R.J. Reynolds Vapor Company, a subsidiary of British American Tobacco (BAT), has acquired 12 synthetic nicotine disposable e-cigarette products from Charlie’s Holdings, Inc. in a transaction valued at up to $9.2 million.
The agreement, finalized on April 16 and disclosed via a Form 8-K filing with the U.S. Securities and Exchange Commission the following day, includes a $5 million upfront payment and a potential earn-out of $4.2 million tied to first-year sales performance.
The acquired assets, marketed under the PACHA brand, were originally submitted to the U.S. Food and Drug Administration in 2022 for review under the agency’s premarket tobacco product application (PMTA) pathway.
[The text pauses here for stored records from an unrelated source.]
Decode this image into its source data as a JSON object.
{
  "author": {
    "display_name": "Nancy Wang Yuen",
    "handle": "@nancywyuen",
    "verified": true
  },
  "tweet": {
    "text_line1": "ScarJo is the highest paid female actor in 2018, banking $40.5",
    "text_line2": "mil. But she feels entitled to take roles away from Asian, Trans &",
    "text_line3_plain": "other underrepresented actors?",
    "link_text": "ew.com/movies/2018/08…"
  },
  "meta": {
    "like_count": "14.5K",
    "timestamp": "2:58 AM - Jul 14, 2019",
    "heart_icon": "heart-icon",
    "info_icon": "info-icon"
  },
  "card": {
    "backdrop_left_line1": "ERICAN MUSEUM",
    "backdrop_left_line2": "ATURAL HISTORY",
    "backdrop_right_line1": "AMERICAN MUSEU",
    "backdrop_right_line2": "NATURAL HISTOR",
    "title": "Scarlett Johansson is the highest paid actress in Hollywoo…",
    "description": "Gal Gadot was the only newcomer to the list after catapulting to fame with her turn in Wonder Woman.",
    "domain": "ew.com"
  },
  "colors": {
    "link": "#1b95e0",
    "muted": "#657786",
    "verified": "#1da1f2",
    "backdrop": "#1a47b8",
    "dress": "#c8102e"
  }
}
All 12 products fall within the disposable e-cigarette category and utilize synthetic nicotine formulations. The current regulatory status of the applications has not been publicly disclosed.
The transaction is seen as a strategic move by BAT to bolster its portfolio of products undergoing FDA scrutiny—a critical step as the company positions itself in the evolving and tightly regulated U.S. nicotine landscape.
For Charlie’s Holdings, the sale represents a monetization of assets still awaiting regulatory clearance, potentially providing the company with greater operational flexibility or resources for reinvestment.
Investor response to the deal was swift. Shares of Charlie’s Holdings (CHUC) jumped 33.33% on April 17, closing at $0.10—its highest mark in nearly two months. Analysts interpreted the market reaction as a sign of investor optimism over the company’s ability to extract value from regulatory-stage assets amid growing uncertainty in the nicotine sector.
The agreement includes standard terms such as representations, warranties, and indemnities, and was filed as Exhibit 10.1 to the company’s SEC disclosure.
Industry observers suggest that as FDA regulations continue to reshape the competitive landscape, more companies may look to offload or acquire products that have cleared—or are navigating—the PMTA process. Regulatory-stage assets, particularly those involving synthetic nicotine, are increasingly viewed as high-value plays in a market where compliance is becoming a key differentiator.